TBS「報道特集」金平茂紀キャスター降板で20年前の「ザ・スクープ」打ち切りを思い出した
私は20年前のことを思い出していた。鳥越俊太郎がテレビ朝日の「ザ・スクープ」を追われたときのことだ。当時は警察の裏金問題を徹底追及していた。番組打ち切りの方針が明らかになると、反対の声が上がり、弁護士、大学教授、ジャーナリストによる「存続を求める会」ができた。シンポジウムを開催し、共同通信元編集主幹・原寿雄は「アメリカでは、良質の報道番組が終わろうとすると新聞など他メディアがキャンペーンを行う。社会が番組を育て守る運動が、もっと日本で活発になっていい」と話した。
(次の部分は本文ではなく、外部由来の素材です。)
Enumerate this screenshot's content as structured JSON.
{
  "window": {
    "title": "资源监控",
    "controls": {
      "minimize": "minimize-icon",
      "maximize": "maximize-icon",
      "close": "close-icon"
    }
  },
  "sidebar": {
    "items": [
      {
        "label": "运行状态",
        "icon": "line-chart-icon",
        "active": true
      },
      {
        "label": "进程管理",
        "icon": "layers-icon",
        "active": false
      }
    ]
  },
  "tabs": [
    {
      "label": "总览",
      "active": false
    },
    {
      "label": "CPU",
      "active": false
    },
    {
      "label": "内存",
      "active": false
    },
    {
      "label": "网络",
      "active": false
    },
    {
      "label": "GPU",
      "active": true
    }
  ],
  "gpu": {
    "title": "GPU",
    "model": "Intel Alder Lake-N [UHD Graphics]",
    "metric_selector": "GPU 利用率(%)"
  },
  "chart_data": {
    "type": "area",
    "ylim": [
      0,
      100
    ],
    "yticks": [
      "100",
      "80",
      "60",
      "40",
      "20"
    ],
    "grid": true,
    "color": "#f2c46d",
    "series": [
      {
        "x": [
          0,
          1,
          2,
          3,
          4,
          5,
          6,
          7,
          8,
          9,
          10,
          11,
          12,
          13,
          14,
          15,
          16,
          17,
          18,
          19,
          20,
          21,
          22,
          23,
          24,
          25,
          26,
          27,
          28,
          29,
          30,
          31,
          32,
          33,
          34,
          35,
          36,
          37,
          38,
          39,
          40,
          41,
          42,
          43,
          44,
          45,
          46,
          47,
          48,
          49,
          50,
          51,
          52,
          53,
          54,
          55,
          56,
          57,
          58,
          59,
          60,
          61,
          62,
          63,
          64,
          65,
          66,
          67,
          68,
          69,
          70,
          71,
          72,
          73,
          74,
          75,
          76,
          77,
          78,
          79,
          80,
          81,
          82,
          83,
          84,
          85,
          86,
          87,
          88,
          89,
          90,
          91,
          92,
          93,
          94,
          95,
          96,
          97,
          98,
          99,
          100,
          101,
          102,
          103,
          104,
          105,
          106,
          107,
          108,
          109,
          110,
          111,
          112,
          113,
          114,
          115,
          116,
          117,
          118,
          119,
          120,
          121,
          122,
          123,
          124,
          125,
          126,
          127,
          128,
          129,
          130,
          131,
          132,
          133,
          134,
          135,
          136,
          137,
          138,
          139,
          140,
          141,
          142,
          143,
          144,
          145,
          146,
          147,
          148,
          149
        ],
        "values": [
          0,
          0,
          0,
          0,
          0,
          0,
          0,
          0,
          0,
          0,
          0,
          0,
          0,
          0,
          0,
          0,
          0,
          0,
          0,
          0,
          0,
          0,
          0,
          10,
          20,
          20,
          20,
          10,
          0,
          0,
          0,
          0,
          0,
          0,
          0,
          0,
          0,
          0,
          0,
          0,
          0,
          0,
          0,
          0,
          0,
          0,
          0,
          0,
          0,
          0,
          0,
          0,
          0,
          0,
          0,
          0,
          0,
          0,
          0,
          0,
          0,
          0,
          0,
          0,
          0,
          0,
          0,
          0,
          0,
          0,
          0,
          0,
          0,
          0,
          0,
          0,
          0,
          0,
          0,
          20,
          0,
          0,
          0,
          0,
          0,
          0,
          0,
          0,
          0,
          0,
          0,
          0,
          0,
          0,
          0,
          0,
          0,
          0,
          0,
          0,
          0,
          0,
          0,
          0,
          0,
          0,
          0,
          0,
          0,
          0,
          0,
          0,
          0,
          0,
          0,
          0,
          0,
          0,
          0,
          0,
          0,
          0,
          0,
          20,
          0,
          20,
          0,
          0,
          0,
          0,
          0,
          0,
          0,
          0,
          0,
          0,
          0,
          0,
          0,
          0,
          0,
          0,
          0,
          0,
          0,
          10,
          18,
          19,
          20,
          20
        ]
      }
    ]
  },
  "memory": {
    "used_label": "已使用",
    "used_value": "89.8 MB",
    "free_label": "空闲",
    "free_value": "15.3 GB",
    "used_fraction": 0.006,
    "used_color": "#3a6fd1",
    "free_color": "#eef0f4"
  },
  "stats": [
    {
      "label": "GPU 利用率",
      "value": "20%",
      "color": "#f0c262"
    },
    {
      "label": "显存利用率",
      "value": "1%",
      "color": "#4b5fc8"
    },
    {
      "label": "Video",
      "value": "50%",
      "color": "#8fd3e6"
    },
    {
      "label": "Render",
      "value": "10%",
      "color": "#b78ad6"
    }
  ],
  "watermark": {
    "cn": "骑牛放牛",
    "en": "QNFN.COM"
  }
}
署名活動も始め大きなムーブメントになった。
末席にいた私は、藤田謹也弁護士らと3人で「番組を中止するな」とテレ朝に乗り込んだ。応対に出たのは、今は会長になり「テレ朝のドン」といわれている早河洋だった。
早河はのらりくらりと焦点をぼかしていたが、「年に何回か特番をやる」という言質を取った。「ザ・スクープ」はその年の9月にレギュラー終了。年に何回かの特番が、やがて年1回になり、フェードアウトしていった。メディアの取材に鳥越は、「テレビにとって最低限守るものは何か、ということについてテレビ局がどこまで真剣に考えているのか、一抹の不安を感じる」と語っている。